Per capire quali sono le soluzioni più adeguate da adottare nella fase di posizionamento delle gambe, le domande che sorgono spontanee sono due. La prima è: “Quando conviene giocare un dritto o un rovescio in Neutral Stance, quando, invece, in Open Stance?”
La seconda è: “Quale delle due risulta più efficace per trovare il giusto feeling con la palla e per accelerare nel modo prefissato?”.

  • Alla prima domanda, esiste un’interpretazione più o meno oggettiva: il tennis è uno sport di situazione e, in quanto tale, sollecita il tennista ad allenare il colpo al rimbalzo in entrambi i modi, sia in Neutral, sia in Open Stance, a seconda delle sue intenzioni tecnico-tattiche. Questo vuol dire che, se il giocatore arriva bene sulla palla, può scegliere se giocare in Neutral o in Open Stance, sebbene ci siano delle circostanze del gioco che impongono di tirare il colpo in un certo modo. Se, per esempio, si colpisce la palla da fermi, cioè quando ci si trova già posizionati con i piedi prima che la palla arrivi, la Neutral Stance è la soluzione ottimale che consente di affiancarsi e tirare con maggiore padronanza il colpo.
    Se, al contrario, ci si trova lontani e si è costretti ad un recupero in corsa o scivolato, si adotterà tendenzialmente una Open Stance.

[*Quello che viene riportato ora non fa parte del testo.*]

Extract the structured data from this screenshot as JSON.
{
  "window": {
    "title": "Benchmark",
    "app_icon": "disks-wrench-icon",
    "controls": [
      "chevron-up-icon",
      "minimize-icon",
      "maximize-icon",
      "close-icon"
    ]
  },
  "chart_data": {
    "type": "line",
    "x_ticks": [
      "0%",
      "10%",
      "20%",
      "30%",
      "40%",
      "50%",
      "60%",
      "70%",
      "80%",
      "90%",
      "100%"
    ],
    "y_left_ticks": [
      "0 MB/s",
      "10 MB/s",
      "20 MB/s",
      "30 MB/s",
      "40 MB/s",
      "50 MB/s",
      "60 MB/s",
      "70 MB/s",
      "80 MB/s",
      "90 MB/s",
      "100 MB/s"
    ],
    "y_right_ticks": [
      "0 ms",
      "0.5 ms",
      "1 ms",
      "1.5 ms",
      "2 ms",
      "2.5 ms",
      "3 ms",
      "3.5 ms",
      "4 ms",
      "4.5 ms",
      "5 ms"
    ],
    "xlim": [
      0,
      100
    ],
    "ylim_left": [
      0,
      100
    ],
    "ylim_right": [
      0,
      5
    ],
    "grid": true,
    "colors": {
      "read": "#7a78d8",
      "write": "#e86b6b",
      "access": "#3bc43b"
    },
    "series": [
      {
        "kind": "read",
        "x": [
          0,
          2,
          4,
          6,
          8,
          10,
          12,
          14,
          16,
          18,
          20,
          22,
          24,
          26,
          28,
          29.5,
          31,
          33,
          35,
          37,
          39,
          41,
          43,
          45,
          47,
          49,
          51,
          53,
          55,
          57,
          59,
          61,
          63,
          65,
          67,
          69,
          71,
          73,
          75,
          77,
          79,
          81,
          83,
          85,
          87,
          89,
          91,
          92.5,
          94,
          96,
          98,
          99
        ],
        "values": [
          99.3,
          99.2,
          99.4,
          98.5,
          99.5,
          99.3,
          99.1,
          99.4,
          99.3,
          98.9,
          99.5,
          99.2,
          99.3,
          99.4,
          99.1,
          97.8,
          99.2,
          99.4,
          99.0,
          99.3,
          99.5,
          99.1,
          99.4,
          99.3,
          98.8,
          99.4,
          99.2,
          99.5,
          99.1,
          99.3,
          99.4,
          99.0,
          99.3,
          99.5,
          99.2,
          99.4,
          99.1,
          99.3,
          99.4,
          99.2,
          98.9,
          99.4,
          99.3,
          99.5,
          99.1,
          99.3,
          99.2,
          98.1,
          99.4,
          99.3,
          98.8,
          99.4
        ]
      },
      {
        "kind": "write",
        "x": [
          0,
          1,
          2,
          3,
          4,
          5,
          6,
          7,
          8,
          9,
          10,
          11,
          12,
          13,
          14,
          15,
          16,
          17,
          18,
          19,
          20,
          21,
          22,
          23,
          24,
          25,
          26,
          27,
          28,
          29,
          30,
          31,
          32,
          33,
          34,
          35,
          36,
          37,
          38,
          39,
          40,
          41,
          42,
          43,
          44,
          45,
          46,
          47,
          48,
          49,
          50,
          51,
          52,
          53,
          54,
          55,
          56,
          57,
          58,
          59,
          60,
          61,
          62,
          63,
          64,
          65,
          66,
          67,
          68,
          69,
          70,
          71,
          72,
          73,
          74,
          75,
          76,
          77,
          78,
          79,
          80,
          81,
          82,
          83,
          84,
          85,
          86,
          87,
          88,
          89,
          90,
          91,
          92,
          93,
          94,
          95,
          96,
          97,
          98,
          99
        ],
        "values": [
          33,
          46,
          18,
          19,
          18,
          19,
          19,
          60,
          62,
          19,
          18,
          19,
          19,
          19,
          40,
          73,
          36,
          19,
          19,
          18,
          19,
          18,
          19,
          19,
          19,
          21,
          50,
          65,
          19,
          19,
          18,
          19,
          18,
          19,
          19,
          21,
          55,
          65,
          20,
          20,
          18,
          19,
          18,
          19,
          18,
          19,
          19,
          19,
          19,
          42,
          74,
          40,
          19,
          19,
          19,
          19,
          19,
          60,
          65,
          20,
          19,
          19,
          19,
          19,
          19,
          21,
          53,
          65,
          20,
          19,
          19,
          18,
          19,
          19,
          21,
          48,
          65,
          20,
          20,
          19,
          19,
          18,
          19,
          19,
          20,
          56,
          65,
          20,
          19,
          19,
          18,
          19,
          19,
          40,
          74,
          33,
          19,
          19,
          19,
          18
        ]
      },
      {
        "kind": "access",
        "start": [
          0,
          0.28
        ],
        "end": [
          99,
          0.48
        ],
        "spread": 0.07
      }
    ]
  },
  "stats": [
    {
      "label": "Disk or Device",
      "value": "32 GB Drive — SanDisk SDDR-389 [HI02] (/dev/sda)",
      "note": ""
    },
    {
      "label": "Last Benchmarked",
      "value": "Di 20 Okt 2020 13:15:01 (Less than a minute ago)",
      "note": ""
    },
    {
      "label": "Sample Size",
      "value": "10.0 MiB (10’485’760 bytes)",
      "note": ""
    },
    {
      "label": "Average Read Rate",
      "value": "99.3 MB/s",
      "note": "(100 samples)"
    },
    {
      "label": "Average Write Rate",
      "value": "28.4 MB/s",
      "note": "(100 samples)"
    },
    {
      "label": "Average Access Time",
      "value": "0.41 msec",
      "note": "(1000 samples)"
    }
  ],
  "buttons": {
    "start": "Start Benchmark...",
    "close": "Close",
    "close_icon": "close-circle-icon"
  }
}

  • Alla seconda domanda, esprimo un’opinione che fa al caso mio e che, naturalmente, è confutabile. Avendo provato entrambi i posizionamenti con le gambe, tra le due stance, in situazioni di gioco normale (durante il palleggio di un allenamento, per il dritto incrociato e a sventaglio e anche per le soluzioni in lungo linea), preferisco la Neutral Stance (il dritto alla destra della foto), in quanto, con la gamba sinistra avanti (per il dritto) e la destra avanti (per il rovescio), riesco a dare più velocità e precisione alla palla, proprio perché il baricentro tende, per una questione fisica, a scaricare il peso in avanti. Impattando la palla in fase ascensionale (cioè mentre sale), è più facile sbracciare, a prescindere dall’impugnatura utilizzata.
    Mentre, per quanto riguarda la Open Stance, non riesco a trovare una buona pesantezza di palla, profondità e precisione, perché non ho il peso del corpo che sostiene il movimento, ma solo il braccio e la gamba di riferimento. La Open Stance mi aiuta solo quando sono in recupero col dritto e in altri casi dove mi trovo in ritardo con l’apertura, problemi dettati per esempio dalla pigrizia o dalla disattenzione (e dove, dunque, non mi affianco alla palla correttamente).

Fatte queste due considerazioni, ci sono scuole tennis che insegnano la Neutral Stance, sottolineando l’importanza di affiancarsi sempre alla palla di modo che si possa spingere con più efficacia; altre scuole, che insistono sulla Open Stance per questioni tattiche (si ritiene che la Open Stance faccia perdere meno terreno al giocatore che la utilizza, in quanto quest’ultimo compierebbe meno passi per tornare in posizione al centro del campo) ed altre ancora che cercano di mediare a seconda dei casi. Quel che è certo, è che, se facessimo attenzione alle stance dei vari tennisti in una partita di livello ATP o WTA, la maggior parte dei colpi da loro eseguiti, risultano giocati in posizione neutrale (o Neutral Stance), malgrado l’elevata velocità di palla. Qualora, invece, si trovino in ritardo o in recupero, allora, specialmente con il dritto, tendono ad arrivare in posizione aperta o frontale. Questo vuol dire che la Neutral Stance è il posizionamento ideale per tirare un’accelerazione.